Abuse Victim Won't Give up Fighting Providence Diocese

By Karen Lee Ziner
Providence Journal-Bulletin
September 18, 2003

Providence - Mary Ryan drew in a breath, and her voice shook. "Ten years I've been in litigation," said the Burrillville woman as she stood outside the courthouse. Ten years of fighting the Roman Catholic Diocese of Providence, which Ryan described as "full of criminals."

Ryan, joined yesterday at a news conference by other survivors of clergy abuse, said she will keep fighting, even though a judge last month dismissed her civil lawsuit against leaders of the Providence diocese.

"I will be appealing this," said Ryan in a park opposite Providence Superior Court. Ryan said she intends to file an appeal with the Rhode Island Supreme Court this week.

Ryan and others from Survivor Connections Inc., of Cranston, and Survivors First, of Boston, demanded that the Providence diocese, and other dioceses, release records on accused clergy members.

"We're demanding that the Providence diocese open up all their secret archives," said Frank Fitzpatrick, who was among a group that accepted a settlement agreement with the Fall River Diocese against the Rev. James Porter.

Phyllis Hutnak, an alleged victim of the late Monsignor Louis Ward Dunn, said the Providence diocese "owes the people of Rhode Island a full accounting of all information regarding accused priests. We have a right to know where any and all perpetrators are today."

In her statement, released after the news conference, Hutnak said, "Full disclosure is the only way to meaningfully apologize to the people of Rhode Island and all victims of clergy abuse. Until then, the danger to our children still exists."

Attempts to reach a lawyer for the diocese and a diocesan spokesperson were unsuccessful last night.

In August, Judge Robert Krause wrote in a 14-page decision that Ryan filed the 1995 lawsuit more than 10 years past the statute of limitations.

Ryan, who represented herself, argued that her case met several exceptions that would exempt her from the statute-of-limitations law.

Ryan was the only one of 38 alleged victims of sexual abuse in Rhode Island who did not join a $14.5-million settlement with the diocese a year ago.

She rejected a $400,000 settlement in March, saying that she preferred to push for the diocese to release whatever records it has on accused clergy members.
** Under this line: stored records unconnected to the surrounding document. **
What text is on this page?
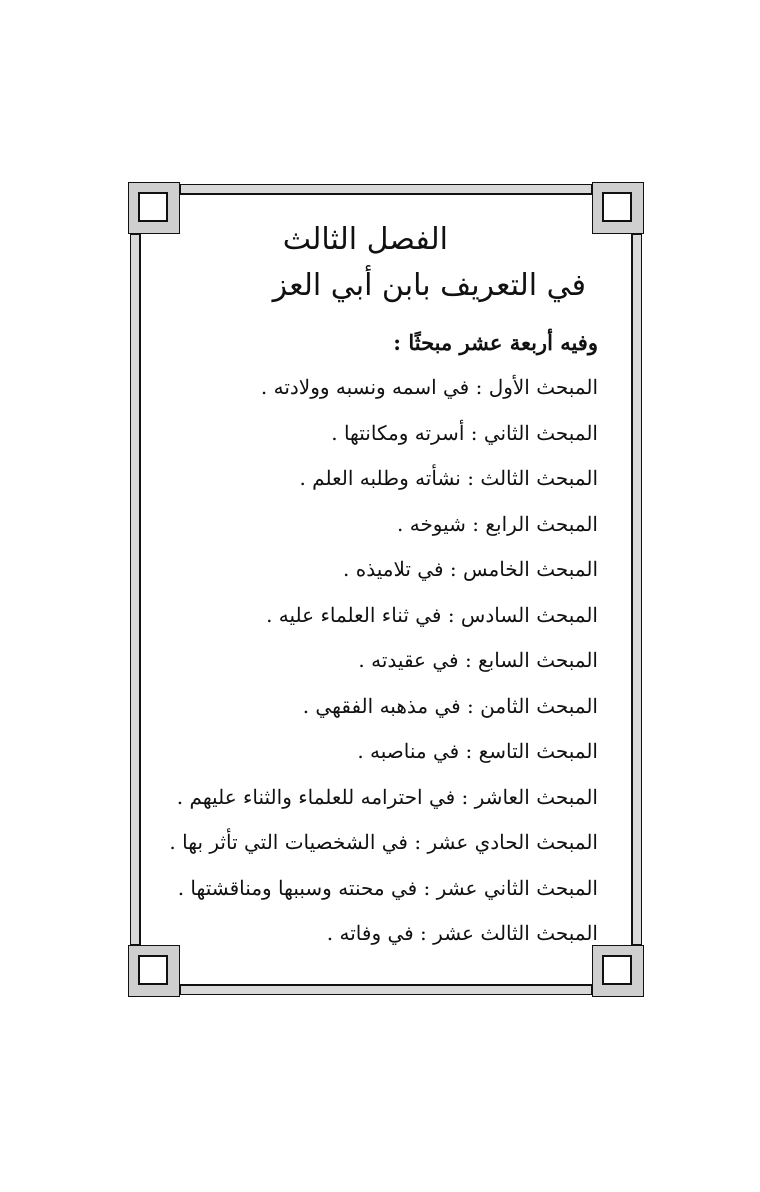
الفصل الثالث
في التعريف بابن أبي العز

وفيه أربعة عشر مبحثًا :

المبحث الأول : في اسمه ونسبه وولادته .
المبحث الثاني : أسرته ومكانتها .
المبحث الثالث : نشأته وطلبه العلم .
المبحث الرابع : شيوخه .
المبحث الخامس : في تلاميذه .
المبحث السادس : في ثناء العلماء عليه .
المبحث السابع : في عقيدته .
المبحث الثامن : في مذهبه الفقهي .
المبحث التاسع : في مناصبه .
المبحث العاشر : في احترامه للعلماء والثناء عليهم .
المبحث الحادي عشر : في الشخصيات التي تأثر بها .
المبحث الثاني عشر : في محنته وسببها ومناقشتها .
المبحث الثالث عشر : في وفاته .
Those clergy include the late Monsignor Dunn, who was convicted in 1999 of first-degree sexual assault against Ryan, from when she was 17 until she was 21. Dunn received a 10-year suspended sentence; he died in 2001.

"One of the stipulations was that the church didn't have to admit any culpability" in the civil class action suit, said Ryan. "It made me sick." For that reason, she said, "when the settlement happened, I just couldn't do it."

Said Ryan, "I need the documents to prove my case." She alleges that diocesan officials knew that Dunn had molested others, and they shuttled him from parish to parish to keep the situation under wraps.

"They knew about it and fraudulently represented that he was a good man, when they knew he was a criminal," said Ryan.

Paul Baier, president of Survivors First, said, "What we believe will come out in Mary's case, is what came out in Boston - a systematic cover-up.

"We need to remember that we're talking about grown men who committed felonies - grown men who raped kids," said Baier.

"The moral authority has been lost here. One way to restore it," said Baier, "is to open up the closets and show the Catholic mothers that there's nothing more to hide."